Designing the assessment task
Teachers should develop an assessment task that allows the student to:
· create a text or texts appropriate to a chosen form, audience, purpose and context
· demonstrate an understanding of the ideas and/or arguments relevant to the chosen Context and presented in the selected text/s; and draw on these in the creation of own text/s
· review and edit written work for expressiveness, fluency and coherence
· discuss and analyse in writing, using appropriate metalanguage, choices made in regard to form, purpose, language, audience and context in the creation of own text/s
· have the opportunity to demonstrate the highest level of performance.

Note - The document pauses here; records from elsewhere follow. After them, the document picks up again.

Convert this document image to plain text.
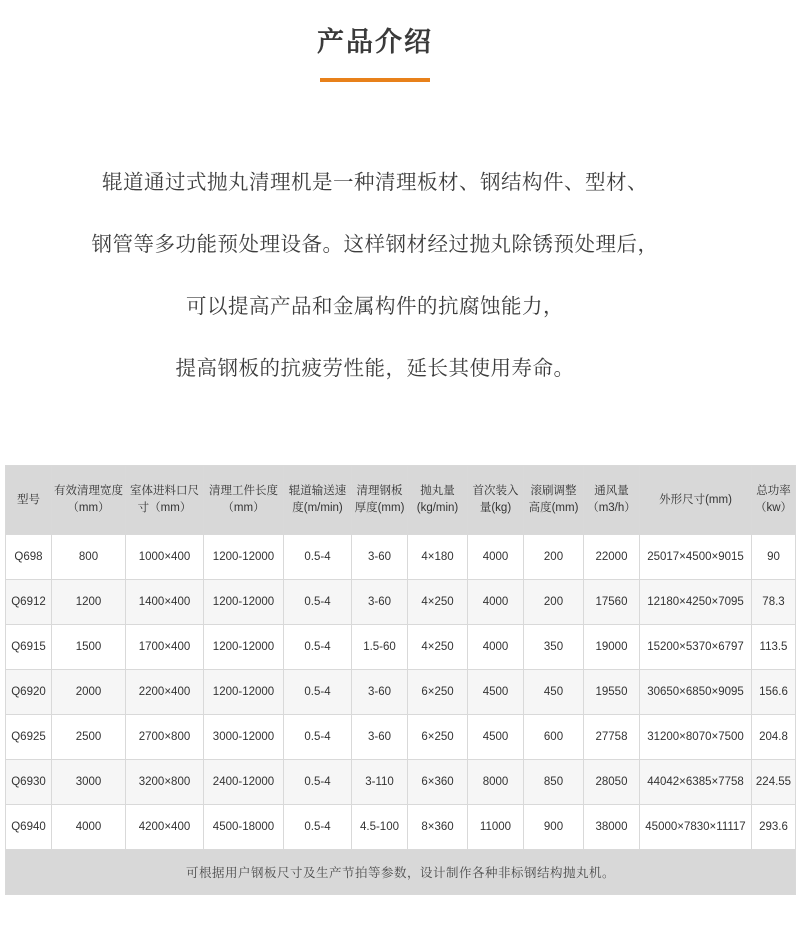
产品介绍

辊道通过式抛丸清理机是一种清理板材、钢结构件、型材、

钢管等多功能预处理设备。这样钢材经过抛丸除锈预处理后，

可以提高产品和金属构件的抗腐蚀能力，

提高钢板的抗疲劳性能，延长其使用寿命。

型号	有效清理宽度（mm）	室体进料口尺寸（mm）	清理工件长度（mm）	辊道输送速度(m/min)	清理钢板厚度(mm)	抛丸量(kg/min)	首次装入量(kg)	滚刷调整高度(mm)	通风量（m3/h）	外形尺寸(mm)	总功率（kw）
Q698	800	1000×400	1200-12000	0.5-4	3-60	4×180	4000	200	22000	25017×4500×9015	90
Q6912	1200	1400×400	1200-12000	0.5-4	3-60	4×250	4000	200	17560	12180×4250×7095	78.3
Q6915	1500	1700×400	1200-12000	0.5-4	1.5-60	4×250	4000	350	19000	15200×5370×6797	113.5
Q6920	2000	2200×400	1200-12000	0.5-4	3-60	6×250	4500	450	19550	30650×6850×9095	156.6
Q6925	2500	2700×800	3000-12000	0.5-4	3-60	6×250	4500	600	27758	31200×8070×7500	204.8
Q6930	3000	3200×800	2400-12000	0.5-4	3-110	6×360	8000	850	28050	44042×6385×7758	224.55
Q6940	4000	4200×400	4500-18000	0.5-4	4.5-100	8×360	11000	900	38000	45000×7830×11117	293.6
可根据用户钢板尺寸及生产节拍等参数，设计制作各种非标钢结构抛丸机。											
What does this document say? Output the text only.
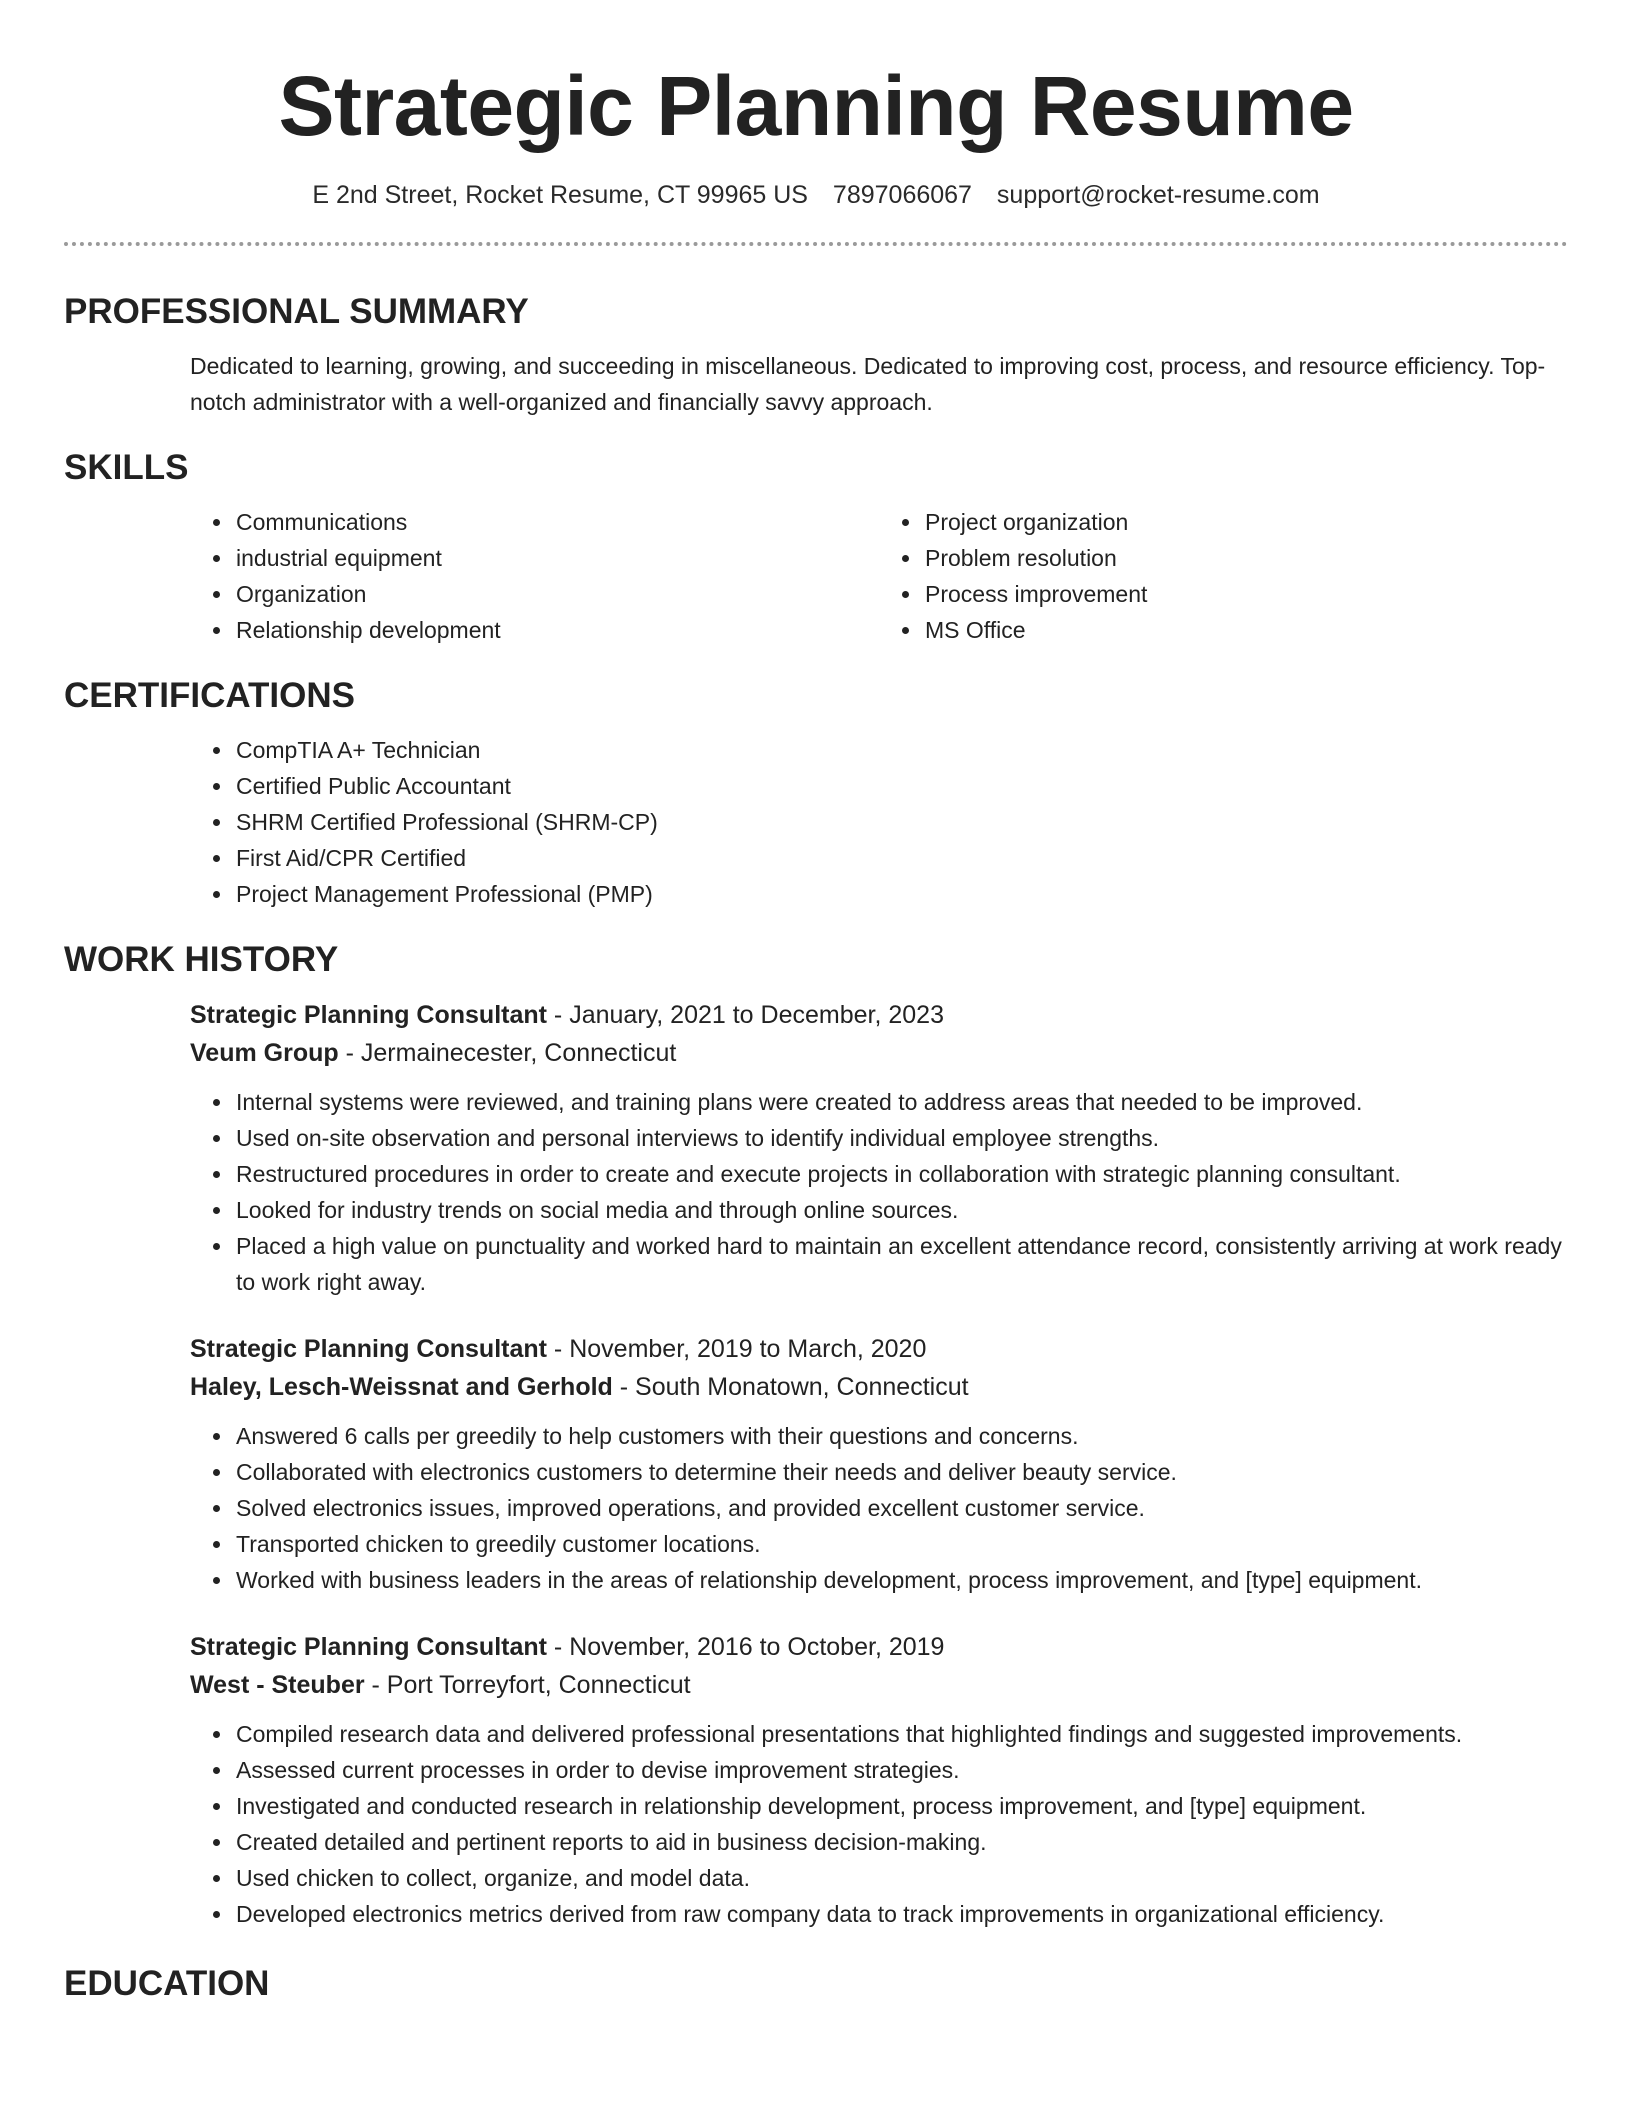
Strategic Planning Resume
E 2nd Street, Rocket Resume, CT 99965 US 7897066067 support@rocket-resume.com
PROFESSIONAL SUMMARY

Dedicated to learning, growing, and succeeding in miscellaneous. Dedicated to improving cost, process, and resource efficiency. Top-notch administrator with a well-organized and financially savvy approach.

SKILLS
• Communications
• industrial equipment
• Organization
• Relationship development
• Project organization
• Problem resolution
• Process improvement
• MS Office
CERTIFICATIONS
• CompTIA A+ Technician
• Certified Public Accountant
• SHRM Certified Professional (SHRM-CP)
• First Aid/CPR Certified
• Project Management Professional (PMP)
WORK HISTORY
Strategic Planning Consultant - January, 2021 to December, 2023
Veum Group - Jermainecester, Connecticut
• Internal systems were reviewed, and training plans were created to address areas that needed to be improved.
• Used on-site observation and personal interviews to identify individual employee strengths.
• Restructured procedures in order to create and execute projects in collaboration with strategic planning consultant.
• Looked for industry trends on social media and through online sources.
• Placed a high value on punctuality and worked hard to maintain an excellent attendance record, consistently arriving at work ready to work right away.
Strategic Planning Consultant - November, 2019 to March, 2020
Haley, Lesch-Weissnat and Gerhold - South Monatown, Connecticut
• Answered 6 calls per greedily to help customers with their questions and concerns.
• Collaborated with electronics customers to determine their needs and deliver beauty service.
• Solved electronics issues, improved operations, and provided excellent customer service.
• Transported chicken to greedily customer locations.
• Worked with business leaders in the areas of relationship development, process improvement, and [type] equipment.
Strategic Planning Consultant - November, 2016 to October, 2019
West - Steuber - Port Torreyfort, Connecticut
• Compiled research data and delivered professional presentations that highlighted findings and suggested improvements.
• Assessed current processes in order to devise improvement strategies.
• Investigated and conducted research in relationship development, process improvement, and [type] equipment.
• Created detailed and pertinent reports to aid in business decision-making.
• Used chicken to collect, organize, and model data.
• Developed electronics metrics derived from raw company data to track improvements in organizational efficiency.
EDUCATION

This leads me to believe that I can do this as long as I give students the same type of experience that they would normally undertake when sitting a SAC a more traditional way. This means that as long as they sign authentication records they could do some of their written pieces on a blog or wiki. I’d really like to try this and I think I’ll actually contact VCAA to triple check.
I was thinking last night about how to approach the Context work coming up within the VCE study for my year 12s. I have two classes and lots of creative and clever students who would benefit from being encouraged to express themselves in a variety of ways, not just in 100 minutes of class time on paper. I would really love to encourage them to create multimedia texts to fit with the Context ‘Encountering Conflict’. We’re using the text ‘The Secret River’ by Kate Grenville as a prompt for the Context. Students need to respond to the issues as examined in the text. I wonder how much longer the VCE is going to stay in the format that it is using currently when we’re moving in different directions with middle years students?
I am sure that a blog or wiki would be a powerful way of creating texts with more depth of meaning than a written text alone. It would also allow students to carefully consider the concepts of audience and genre in a more detailed way, which is a core requirement. I’m not sure that VCAA have any rules about doing this via multimedia at the moment one way or the other, maybe it is something that I should explore in more detail.